Until then, I will wait to hear from you.
Montmorency
Mr Dave J,
i am only allowed one trip outside Poetry Corner per day-and this is it. Rather than take pleasure, I have come post-haste to offer you some advice. As you may know, we poets are pretty romantic, some of us actual studied Romany Antics ( a rare branch of philosophy involving dodgy deals , caravans and setting records for uninvited holidays on other people's land). However, one element of the course was 'Horse Whispering'-that ancient and mystical art, only known to swarthy blokes with a trilby hat and Transit pick-up, and, luckily, me.
Now, I do fear that your horse may be less horse than some, but no matter, if he was good enough to carry Val Doonican's mate , Mr Delaney, he'll do.
Now approach Malcolm very slowly, with a nonchalant air-do not approach with a nonchalant Hare, this does not work. This is a seperate strand of Romany Antics called 'Coursing'. Once close enough, casually lean over to Malcolm-left side, Mr Dave J, it MUST be the left hand side! The Romany Antic instructors were adamant about this. Now, when you have his undivided attention, whisper into his ear, either of two secret words which are guaranteed to make horse/donkey/ass/ onager/ whatever, run like a lead cat in a dog-sled team. Im not supposed to tell you, but, I can't abide to see a man in trouble....
The words are
'France' and ' Salami'
This will terrify the beast into warp speed
The phrase 'Hugh Fearnly-Whittingstall' can be added as an extra boost.

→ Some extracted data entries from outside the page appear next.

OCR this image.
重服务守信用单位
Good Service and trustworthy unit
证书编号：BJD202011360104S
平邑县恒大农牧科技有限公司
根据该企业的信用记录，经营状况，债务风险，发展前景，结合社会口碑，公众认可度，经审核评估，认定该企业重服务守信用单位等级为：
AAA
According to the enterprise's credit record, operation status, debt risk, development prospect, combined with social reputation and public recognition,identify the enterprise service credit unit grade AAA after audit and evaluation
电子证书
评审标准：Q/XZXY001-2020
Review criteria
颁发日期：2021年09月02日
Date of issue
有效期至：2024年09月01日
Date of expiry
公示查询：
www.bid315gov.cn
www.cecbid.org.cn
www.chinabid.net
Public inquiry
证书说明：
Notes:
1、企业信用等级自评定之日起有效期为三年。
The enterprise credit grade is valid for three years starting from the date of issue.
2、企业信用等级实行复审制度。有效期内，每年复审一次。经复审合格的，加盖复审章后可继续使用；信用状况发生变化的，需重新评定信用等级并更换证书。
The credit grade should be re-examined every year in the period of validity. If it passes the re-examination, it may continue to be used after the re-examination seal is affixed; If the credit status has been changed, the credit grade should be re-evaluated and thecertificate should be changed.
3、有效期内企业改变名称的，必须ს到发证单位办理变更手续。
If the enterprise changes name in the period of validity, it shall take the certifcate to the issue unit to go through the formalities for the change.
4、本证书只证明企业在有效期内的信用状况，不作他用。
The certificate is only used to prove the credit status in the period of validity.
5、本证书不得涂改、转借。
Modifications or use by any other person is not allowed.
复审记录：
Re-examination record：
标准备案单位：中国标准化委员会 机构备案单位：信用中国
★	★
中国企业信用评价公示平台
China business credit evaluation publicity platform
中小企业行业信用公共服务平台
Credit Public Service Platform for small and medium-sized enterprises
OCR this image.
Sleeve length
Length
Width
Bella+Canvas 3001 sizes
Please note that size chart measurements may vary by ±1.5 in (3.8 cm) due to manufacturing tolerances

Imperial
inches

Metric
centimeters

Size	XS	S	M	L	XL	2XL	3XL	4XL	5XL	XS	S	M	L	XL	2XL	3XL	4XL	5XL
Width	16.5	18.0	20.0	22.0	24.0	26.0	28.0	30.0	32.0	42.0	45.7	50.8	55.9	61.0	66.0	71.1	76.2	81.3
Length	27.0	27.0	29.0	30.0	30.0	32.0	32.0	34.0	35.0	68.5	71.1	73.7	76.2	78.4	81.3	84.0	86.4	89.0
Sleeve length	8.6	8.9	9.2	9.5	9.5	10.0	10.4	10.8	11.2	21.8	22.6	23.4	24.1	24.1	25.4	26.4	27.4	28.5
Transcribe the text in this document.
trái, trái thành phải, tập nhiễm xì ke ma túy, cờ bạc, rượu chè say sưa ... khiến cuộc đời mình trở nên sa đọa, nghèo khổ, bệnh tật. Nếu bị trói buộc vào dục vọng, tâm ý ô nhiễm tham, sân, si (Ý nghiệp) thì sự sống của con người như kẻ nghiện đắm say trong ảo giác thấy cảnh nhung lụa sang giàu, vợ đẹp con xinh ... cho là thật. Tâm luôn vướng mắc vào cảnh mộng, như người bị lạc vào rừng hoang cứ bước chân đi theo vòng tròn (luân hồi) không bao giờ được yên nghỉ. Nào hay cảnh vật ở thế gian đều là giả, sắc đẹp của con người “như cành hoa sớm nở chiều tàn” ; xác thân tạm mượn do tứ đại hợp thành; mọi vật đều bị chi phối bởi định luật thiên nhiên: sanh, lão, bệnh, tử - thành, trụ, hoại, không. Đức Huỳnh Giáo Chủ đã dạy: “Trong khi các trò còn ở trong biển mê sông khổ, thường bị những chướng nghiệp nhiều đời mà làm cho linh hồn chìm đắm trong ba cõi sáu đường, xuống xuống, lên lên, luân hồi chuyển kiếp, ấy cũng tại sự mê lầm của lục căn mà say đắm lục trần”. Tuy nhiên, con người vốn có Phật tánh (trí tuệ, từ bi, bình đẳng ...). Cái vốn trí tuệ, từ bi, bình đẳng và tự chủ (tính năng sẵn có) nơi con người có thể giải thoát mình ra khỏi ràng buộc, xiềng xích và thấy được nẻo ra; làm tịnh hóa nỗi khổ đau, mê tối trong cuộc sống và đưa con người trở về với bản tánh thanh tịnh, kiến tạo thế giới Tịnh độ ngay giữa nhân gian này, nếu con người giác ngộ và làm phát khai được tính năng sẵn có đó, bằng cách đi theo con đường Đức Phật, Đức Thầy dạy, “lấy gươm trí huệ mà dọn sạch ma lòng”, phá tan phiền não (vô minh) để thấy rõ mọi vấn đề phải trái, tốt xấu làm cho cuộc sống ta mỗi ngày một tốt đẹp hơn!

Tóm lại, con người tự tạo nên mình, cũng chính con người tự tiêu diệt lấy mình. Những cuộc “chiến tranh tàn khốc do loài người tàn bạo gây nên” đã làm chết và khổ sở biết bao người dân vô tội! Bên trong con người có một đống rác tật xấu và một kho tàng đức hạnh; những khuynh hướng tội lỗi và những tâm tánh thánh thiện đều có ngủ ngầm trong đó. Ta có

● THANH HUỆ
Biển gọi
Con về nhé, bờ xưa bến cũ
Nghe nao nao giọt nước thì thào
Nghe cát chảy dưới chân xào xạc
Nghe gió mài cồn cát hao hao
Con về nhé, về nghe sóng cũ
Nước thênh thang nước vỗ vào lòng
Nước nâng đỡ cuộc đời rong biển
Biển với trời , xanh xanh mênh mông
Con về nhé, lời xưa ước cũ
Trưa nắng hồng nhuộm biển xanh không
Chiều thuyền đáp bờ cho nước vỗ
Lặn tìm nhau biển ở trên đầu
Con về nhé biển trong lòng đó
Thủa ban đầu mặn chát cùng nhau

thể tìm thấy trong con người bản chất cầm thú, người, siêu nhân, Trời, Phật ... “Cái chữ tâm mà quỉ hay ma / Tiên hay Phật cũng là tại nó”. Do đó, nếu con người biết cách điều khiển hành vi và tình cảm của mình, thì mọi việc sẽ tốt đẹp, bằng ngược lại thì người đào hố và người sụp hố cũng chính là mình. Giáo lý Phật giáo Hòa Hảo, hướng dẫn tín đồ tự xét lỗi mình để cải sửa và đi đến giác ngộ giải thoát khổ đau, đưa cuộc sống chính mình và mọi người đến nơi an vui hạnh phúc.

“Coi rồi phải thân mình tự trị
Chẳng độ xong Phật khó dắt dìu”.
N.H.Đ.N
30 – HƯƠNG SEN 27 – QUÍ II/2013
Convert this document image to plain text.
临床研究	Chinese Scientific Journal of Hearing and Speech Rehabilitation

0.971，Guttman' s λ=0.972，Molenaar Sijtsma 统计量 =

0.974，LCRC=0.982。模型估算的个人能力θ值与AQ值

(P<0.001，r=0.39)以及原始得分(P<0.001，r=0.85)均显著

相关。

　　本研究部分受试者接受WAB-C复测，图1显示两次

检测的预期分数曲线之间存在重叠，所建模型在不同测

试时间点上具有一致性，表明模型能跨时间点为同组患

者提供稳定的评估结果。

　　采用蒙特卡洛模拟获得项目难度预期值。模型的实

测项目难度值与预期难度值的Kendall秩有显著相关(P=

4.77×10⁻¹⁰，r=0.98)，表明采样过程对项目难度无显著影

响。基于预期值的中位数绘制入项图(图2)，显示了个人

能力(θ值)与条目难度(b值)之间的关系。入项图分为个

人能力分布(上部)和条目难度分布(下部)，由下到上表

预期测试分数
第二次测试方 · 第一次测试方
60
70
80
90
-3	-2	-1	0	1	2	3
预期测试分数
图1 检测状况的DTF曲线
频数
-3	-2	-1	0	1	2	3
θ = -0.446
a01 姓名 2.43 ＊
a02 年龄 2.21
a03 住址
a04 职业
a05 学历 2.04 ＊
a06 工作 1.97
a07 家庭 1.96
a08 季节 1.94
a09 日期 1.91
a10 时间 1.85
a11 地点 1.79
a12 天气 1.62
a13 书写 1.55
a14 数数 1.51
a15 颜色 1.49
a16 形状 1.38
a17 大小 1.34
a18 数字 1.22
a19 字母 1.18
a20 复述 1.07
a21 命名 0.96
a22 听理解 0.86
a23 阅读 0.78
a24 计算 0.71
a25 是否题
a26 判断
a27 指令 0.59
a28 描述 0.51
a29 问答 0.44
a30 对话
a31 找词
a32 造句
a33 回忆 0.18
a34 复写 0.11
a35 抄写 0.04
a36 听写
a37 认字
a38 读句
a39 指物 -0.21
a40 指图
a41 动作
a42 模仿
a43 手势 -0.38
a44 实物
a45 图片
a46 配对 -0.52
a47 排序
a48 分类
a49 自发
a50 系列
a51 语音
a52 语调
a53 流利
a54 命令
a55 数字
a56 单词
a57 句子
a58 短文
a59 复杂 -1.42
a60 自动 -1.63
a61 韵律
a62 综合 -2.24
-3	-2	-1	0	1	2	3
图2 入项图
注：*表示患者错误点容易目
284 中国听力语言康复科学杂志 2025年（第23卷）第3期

I do hope this little tip is of use. If you need any more help, I can be found in the tin shed that is the Poetry Corner
Goodbye
Montmorency
Montmorency says 'hello'
May I join you? Stay awhile?
Your antics here make quite a show
You lift my spirits, make me smile.
A travelling wordsmith
I'll not tarry, rest my head
Then move along,
But until then, I'll go where led
And join your happy, smiling throng.